Sulphur cap will hurt fuel oil sales: Analyst


Sulphur cap will hurt fuel oil sales: Analyst

The market for fuel oil – mainly used for ships – may well have a gloomy future given recently-announced global regulations to limit sulphur emissions from ships, according to an industry analyst.

“Come 2020, we expect to see most of the market turn to marine gas oil or gas oil as the new shipping fuel on the grounds that it is probably the least painful alternative,” said Mr Yaw Yan Chong, director of oil research in Asia at Thomson Reuters.

Mr Yaw, speaking at a fuel oil trading and hedging seminar at the Singapore Exchange yesterday, was referring to a historic decision by the International Maritime Organisation to set a 0.5 per cent cap on sulphur content for marine fuels last year.

The cap, much lower than today’s 3.5 per cent limit, will come into effect worldwide from January 2020.

“But this could well sound the death knell for fuel oil as a widely-traded commodity,” said Mr Yaw.

Already, baseload demand for fuel oil in Asia has steadily declined in recent years, falling by about 20 per cent from 2011 to 2016 amid an oversupplied market, noted Mr Yaw.

Total fuel oil imports into East Asia – mainly Singapore, China and Japan – averaged about 6.92 million tonnes each month last year, down from the monthly average of about 8.5 million tonnes between 2011 and 2012.

This means that the new rules could be “the final nail in the coffin for the beleaguered (fuel oil trading) market that has been suffering from poor margins for the past two to three years”, Mr Yaw said, adding that liquidity in paper markets – the lifeblood of trading – has also been poor since 2014.

That said, Mr Yaw believes that Singapore, the world’s largest bunker port by volume, will continue to hold on to its strong market share in the near term, as it did last year.

Sales of marine fuels in Singapore reached a record high of about 4.1 million tonnes a month on average last year, likely at the expense of other Asian ports such as South Korea, Hong Kong, Japan, and even China.
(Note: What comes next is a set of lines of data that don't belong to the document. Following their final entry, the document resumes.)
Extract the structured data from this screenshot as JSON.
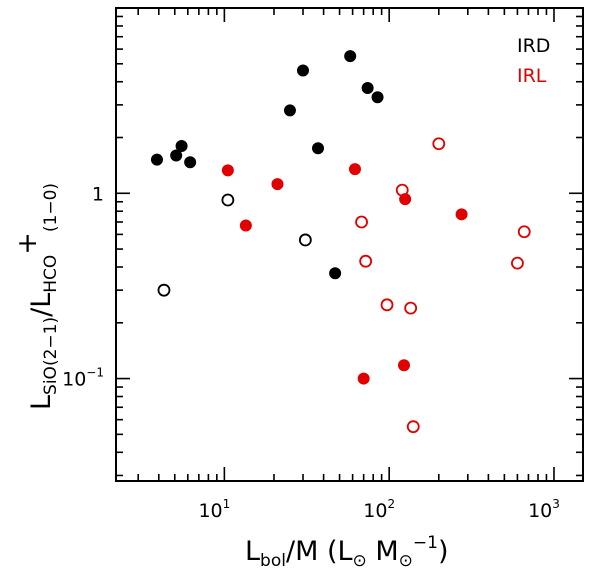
{
  "chart_data": {
    "type": "scatter",
    "xscale": "log",
    "yscale": "log",
    "xlim": [
      2.2,
      1500
    ],
    "ylim": [
      0.028,
      10
    ],
    "xlabel": {
      "main": "L",
      "sub": "bol",
      "rest": "/M  (L",
      "sun1": "⊙",
      "mid": " M",
      "sun2": "⊙",
      "sup": "−1",
      "close": ")"
    },
    "ylabel": {
      "main1": "L",
      "sub1": "SiO(2−1)",
      "slash": "/L",
      "sub2": "HCO",
      "sup2": "+",
      "sub3": "(1−0)"
    },
    "xticks": [
      {
        "base": "10",
        "exp": "1",
        "value": 10
      },
      {
        "base": "10",
        "exp": "2",
        "value": 100
      },
      {
        "base": "10",
        "exp": "3",
        "value": 1000
      }
    ],
    "yticks": [
      {
        "base": "10",
        "exp": "−1",
        "value": 0.1
      },
      {
        "base": "1",
        "exp": "",
        "value": 1
      }
    ],
    "legend": [
      {
        "label": "IRD",
        "color": "#000000"
      },
      {
        "label": "IRL",
        "color": "#e00000"
      }
    ],
    "series": [
      {
        "name": "IRD filled",
        "color": "#000000",
        "filled": true,
        "points": [
          {
            "x": 3.9,
            "y": 1.52
          },
          {
            "x": 5.1,
            "y": 1.6
          },
          {
            "x": 5.5,
            "y": 1.8
          },
          {
            "x": 6.2,
            "y": 1.47
          },
          {
            "x": 25,
            "y": 2.8
          },
          {
            "x": 30,
            "y": 4.6
          },
          {
            "x": 37,
            "y": 1.75
          },
          {
            "x": 47,
            "y": 0.37
          },
          {
            "x": 58,
            "y": 5.5
          },
          {
            "x": 74,
            "y": 3.7
          },
          {
            "x": 85,
            "y": 3.3
          }
        ]
      },
      {
        "name": "IRD open",
        "color": "#000000",
        "filled": false,
        "points": [
          {
            "x": 4.3,
            "y": 0.3
          },
          {
            "x": 10.5,
            "y": 0.92
          },
          {
            "x": 31,
            "y": 0.56
          }
        ]
      },
      {
        "name": "IRL filled",
        "color": "#e00000",
        "filled": true,
        "points": [
          {
            "x": 10.5,
            "y": 1.33
          },
          {
            "x": 13.5,
            "y": 0.67
          },
          {
            "x": 21,
            "y": 1.12
          },
          {
            "x": 62,
            "y": 1.35
          },
          {
            "x": 70,
            "y": 0.1
          },
          {
            "x": 123,
            "y": 0.118
          },
          {
            "x": 125,
            "y": 0.93
          },
          {
            "x": 275,
            "y": 0.77
          }
        ]
      },
      {
        "name": "IRL open",
        "color": "#e00000",
        "filled": false,
        "points": [
          {
            "x": 68,
            "y": 0.7
          },
          {
            "x": 72,
            "y": 0.43
          },
          {
            "x": 97,
            "y": 0.25
          },
          {
            "x": 120,
            "y": 1.04
          },
          {
            "x": 135,
            "y": 0.24
          },
          {
            "x": 140,
            "y": 0.055
          },
          {
            "x": 200,
            "y": 1.85
          },
          {
            "x": 600,
            "y": 0.42
          },
          {
            "x": 660,
            "y": 0.62
          }
        ]
      }
    ]
  }
}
This was even as the country rolled out the mandatory use of mass flow meters for marine fuel in January, raising cost for bunker suppliers.

“Everybody had expected to see a volume flight from Singapore then, but it didn’t happen. The consensus among buyers is that even though cost is higher, they know they’re getting secure supply,” said Mr Yaw.

He also said that as a commodities trading hub, Singapore will continue to see activity, even with the changes in global regulations.

“The environment here is conducive for trading – whether it’s fuel oil, diesel or crude – and it has been proven. So even if demand moves from fuel oil to gas oil, you’ll just be trading gas oil from here,” he said.

Added Mr Yaw: “It’s just that the guys trading fuel oil will then have to learn to trade a different product. But they would still essentially be trading within the same ecosystem and the same community. So there are opportunities, you just have to be savvy enough to see it.”